Non si da pace, racconta, da quando Giovanbattista è morto, all'alba del 31 agosto, a piazza Municipio. E non si risparmia. "Mi vivo molto il fallimento di me stesso per non aver potuto dare più tempo a mio figlio, per portarlo su una strada migliore. I genitori di Giovanbattista hanno tutto il mio appoggio. La giustizia deve arrivare, arriverà. Togliere una vita è la cosa più grave che esista al mondo, è una cosa che ti porterai dietro per tutta la tua vita. È giusto che sia così. Perché tu hai la fortuna che adesso vivi. Lui non ce l'ha, la fortuna. Lui adesso sta a terra. Io sto distrutto, ma io mi metto nei panni della famiglia.
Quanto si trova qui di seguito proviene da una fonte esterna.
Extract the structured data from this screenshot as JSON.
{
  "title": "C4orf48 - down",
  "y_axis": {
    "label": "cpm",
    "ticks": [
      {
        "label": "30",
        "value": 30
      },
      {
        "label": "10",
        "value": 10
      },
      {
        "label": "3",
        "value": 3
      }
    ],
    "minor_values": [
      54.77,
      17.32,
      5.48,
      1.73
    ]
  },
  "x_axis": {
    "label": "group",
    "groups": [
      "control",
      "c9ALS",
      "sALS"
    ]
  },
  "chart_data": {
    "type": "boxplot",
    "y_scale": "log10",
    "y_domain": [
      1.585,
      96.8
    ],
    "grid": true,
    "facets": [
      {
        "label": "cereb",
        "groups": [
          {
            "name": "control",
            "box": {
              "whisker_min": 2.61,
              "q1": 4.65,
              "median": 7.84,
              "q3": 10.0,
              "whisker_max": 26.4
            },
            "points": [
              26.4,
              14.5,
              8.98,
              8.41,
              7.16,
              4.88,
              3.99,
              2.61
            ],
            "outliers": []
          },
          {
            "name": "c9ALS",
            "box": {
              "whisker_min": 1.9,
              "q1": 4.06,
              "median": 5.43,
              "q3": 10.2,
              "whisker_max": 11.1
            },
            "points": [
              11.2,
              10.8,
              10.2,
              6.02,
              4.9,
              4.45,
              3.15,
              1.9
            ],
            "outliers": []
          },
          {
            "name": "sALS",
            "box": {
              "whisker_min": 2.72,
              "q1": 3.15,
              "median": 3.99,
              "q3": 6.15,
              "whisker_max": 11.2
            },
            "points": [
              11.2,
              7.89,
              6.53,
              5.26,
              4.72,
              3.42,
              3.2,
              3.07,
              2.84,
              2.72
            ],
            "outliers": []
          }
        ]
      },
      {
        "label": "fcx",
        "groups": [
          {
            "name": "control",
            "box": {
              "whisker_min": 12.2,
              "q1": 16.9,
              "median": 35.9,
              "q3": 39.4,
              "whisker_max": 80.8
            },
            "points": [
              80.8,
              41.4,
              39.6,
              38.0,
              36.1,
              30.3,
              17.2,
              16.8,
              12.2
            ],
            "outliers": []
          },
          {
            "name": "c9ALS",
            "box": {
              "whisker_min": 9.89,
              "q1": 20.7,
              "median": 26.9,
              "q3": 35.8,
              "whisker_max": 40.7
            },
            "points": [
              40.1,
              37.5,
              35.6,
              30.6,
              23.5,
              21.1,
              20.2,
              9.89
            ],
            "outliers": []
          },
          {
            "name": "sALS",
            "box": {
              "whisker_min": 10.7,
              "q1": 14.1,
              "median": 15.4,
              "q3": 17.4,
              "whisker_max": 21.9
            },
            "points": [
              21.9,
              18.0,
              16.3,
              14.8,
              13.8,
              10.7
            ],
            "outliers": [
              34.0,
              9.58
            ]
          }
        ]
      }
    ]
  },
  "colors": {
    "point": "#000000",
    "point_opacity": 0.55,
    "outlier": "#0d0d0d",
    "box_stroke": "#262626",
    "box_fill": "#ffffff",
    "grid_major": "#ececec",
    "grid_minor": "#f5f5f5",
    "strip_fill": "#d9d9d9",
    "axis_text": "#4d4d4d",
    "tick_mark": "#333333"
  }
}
Se un giorno la incontrerò (la famiglia di Gianbattista, ndr) io più di inginocchiarmi non non so cosa dirgli, mi butterò ai loro piedi e cercherò perdono per mio figlio".

Il suo racconto prosegue, senza trovare pace:

Non ti rendi conto che un figlio di 16, 17 anni, può essere vulnerabile e tu pensi solo ad andare avanti, a vedere di mandare avanti la famiglia, di farla stare bene. Ma forse non ti rendi conto di quello che fanno la notte. Perciò io sto pensando solo al figlio, sto pensando solo a questa persona che sta a terra.

A me quello mi sta distruggendo. Arriviamo a tavola così la sera, vedi, senza mettere il sale, niente, non riusciamo neanche a mangiare.

Ci guardiamo e immaginiamo quel ragazzo a terra, la famiglia che non lo vede più. Ci sta distruggendo l'anima, ci sta distruggendo davvero. Non hanno più un figlio, ma che gli vai a dire?